The entry covers supervised learning for diagnosis and prognosis, the data sources and features used in clinical settings, the central validation concepts of discrimination, calibration, and external validation, the risks of bias and overfitting, and reporting and appraisal standards such as TRIPOD and PROBAST. It frames clinical machine learning as a methodological topic, describing how predictive tools are built and judged rather than offering clinical recommendations.

Key concepts

Supervised learning (diagnosis and prognosis)
Discrimination, calibration, and clinical usefulness
Internal and external validation
Overfitting and optimism
Dataset shift and generalisability
Algorithmic bias and fairness
Reporting standards (TRIPOD) and risk-of-bias appraisal (PROBAST)
Deep learning and feature learning

Mechanisms

A clinical prediction model is fitted on labelled data, learning how predictors relate to an outcome, and is then assessed for discrimination (how well it separates those who do and do not experience the outcome) and calibration (how well predicted probabilities match observed frequencies). Because models tend to perform optimistically on the data that trained them, internal and especially external validation on new populations are essential, and deployment can be undermined by dataset shift when the target setting differs from the development setting (Rajkomar, 2019). Deep learning extends these ideas by learning features directly from raw inputs such as images, signals, or text, which can improve performance on perceptual tasks while complicating interpretability (Esteva, 2019).

Clinical relevance

Predictive models increasingly feed risk scores, early-warning alerts, and triage tools embedded in clinical systems, so their accuracy, calibration, and fairness directly affect the quality of the guidance clinicians receive. This entry describes how such models are developed and evaluated; model outputs are probabilistic estimates requiring clinical interpretation and oversight, and the text is not a basis for any individual diagnostic or treatment decision.

Evidence & guidelines

Methodological consensus emphasises transparent development and rigorous validation.
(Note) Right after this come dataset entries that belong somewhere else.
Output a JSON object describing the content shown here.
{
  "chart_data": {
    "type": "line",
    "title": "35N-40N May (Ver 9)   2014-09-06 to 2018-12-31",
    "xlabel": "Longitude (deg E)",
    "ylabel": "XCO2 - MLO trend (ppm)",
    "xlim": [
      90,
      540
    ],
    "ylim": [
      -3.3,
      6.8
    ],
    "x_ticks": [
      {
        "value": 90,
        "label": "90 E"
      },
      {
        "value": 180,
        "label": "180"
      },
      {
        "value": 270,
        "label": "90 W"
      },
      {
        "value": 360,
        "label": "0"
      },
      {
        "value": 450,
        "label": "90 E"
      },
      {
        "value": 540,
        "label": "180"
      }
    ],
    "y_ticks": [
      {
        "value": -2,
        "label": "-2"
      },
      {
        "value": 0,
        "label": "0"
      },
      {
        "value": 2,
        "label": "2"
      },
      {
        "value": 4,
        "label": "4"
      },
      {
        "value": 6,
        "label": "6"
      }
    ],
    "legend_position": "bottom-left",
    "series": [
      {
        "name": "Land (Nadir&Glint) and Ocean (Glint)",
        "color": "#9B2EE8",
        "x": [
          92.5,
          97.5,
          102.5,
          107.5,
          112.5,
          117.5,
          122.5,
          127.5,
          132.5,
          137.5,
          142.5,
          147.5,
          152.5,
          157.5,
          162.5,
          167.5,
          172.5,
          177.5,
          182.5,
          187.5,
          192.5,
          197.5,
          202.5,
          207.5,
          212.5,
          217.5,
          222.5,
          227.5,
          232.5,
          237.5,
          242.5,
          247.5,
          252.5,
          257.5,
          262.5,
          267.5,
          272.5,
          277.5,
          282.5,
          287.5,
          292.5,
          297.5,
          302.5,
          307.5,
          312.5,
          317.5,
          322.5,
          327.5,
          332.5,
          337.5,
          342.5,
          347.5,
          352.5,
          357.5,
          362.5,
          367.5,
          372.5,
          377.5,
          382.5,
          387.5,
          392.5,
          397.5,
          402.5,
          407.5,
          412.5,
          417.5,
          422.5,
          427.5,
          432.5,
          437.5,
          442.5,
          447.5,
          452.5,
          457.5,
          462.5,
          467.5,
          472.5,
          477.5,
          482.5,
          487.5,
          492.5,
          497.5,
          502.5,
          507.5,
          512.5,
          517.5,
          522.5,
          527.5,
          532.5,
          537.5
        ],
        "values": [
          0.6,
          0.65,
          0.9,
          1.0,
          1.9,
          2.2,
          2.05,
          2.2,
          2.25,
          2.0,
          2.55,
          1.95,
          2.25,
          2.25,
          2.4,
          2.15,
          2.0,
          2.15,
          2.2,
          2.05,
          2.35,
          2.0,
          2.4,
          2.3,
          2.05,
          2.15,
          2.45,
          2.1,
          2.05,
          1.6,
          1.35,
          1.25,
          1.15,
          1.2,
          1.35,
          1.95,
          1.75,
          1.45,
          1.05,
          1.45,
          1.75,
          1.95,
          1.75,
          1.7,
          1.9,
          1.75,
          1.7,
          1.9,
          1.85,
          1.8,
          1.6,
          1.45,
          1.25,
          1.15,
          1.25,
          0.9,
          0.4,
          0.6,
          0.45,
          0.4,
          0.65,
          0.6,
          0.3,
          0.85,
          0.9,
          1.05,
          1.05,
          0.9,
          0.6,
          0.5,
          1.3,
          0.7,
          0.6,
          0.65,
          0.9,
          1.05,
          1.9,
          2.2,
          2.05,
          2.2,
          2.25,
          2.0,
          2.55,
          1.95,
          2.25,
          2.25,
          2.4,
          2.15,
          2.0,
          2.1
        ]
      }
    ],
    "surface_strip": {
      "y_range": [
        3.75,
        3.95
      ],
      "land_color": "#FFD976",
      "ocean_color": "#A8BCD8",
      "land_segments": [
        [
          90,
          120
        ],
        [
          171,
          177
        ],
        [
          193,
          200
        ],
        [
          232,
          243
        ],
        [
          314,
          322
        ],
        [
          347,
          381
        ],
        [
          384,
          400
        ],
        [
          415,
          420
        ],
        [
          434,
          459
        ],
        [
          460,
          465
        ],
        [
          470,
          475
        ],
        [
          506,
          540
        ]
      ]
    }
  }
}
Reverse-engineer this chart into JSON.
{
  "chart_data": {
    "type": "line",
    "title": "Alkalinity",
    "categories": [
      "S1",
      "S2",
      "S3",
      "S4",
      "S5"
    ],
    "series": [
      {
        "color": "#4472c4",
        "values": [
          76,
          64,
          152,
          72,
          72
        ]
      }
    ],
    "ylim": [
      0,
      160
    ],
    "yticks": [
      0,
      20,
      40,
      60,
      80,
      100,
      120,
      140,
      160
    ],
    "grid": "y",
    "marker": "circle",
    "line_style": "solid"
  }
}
The TRIPOD statement sets reporting standards for prediction-model studies so that methods and performance can be appraised (Collins, 2015), and PROBAST provides a structured tool for judging risk of bias and applicability in such studies (Wolff, 2019). Reviews of machine learning in medicine stress external validation, calibration, attention to bias, and the gap between retrospective performance and prospective clinical benefit (Rajkomar, 2019; Esteva, 2019).

History

Clinical prediction has long roots in regression-based risk scores, but the 2010s saw rapid growth of machine learning and deep learning fed by electronic health records, imaging, and larger datasets. Alongside this came heightened concern about reproducibility, overstated performance, and bias, prompting reporting and appraisal frameworks (TRIPOD, PROBAST) intended to hold model studies to consistent methodological standards.

Debates

Why do many models perform worse in practice than in development studies?: Inadequate external validation, dataset shift between development and deployment settings, and optimistic reporting mean that strong retrospective performance often fails to translate into prospective clinical benefit, motivating stricter validation and reporting standards.
How should algorithmic bias and fairness be handled?: Models trained on historical data can encode and amplify disparities, raising debate over how to measure fairness, when performance differences across groups are acceptable, and how to monitor deployed models for bias over time.

Key figures

Alvin Rajkomar
Gary S. Collins
Karel G. M. Moons
Isaac Kohane

Seminal works

rajkomar-2019
collins-2015
wolff-2019

Frequently asked questions

What is the difference between discrimination and calibration?: Discrimination is a model's ability to rank patients so that those who experience the outcome get higher predicted risks than those who do not, while calibration is the agreement between predicted probabilities and observed frequencies; a model can discriminate well yet be poorly calibrated, so both matter.
Why is external validation important for clinical prediction models?: Models often perform optimistically on the data used to build them; testing on independent populations and settings reveals how well a model generalises and guards against deploying tools that fail when the case mix or documentation differs from the development data.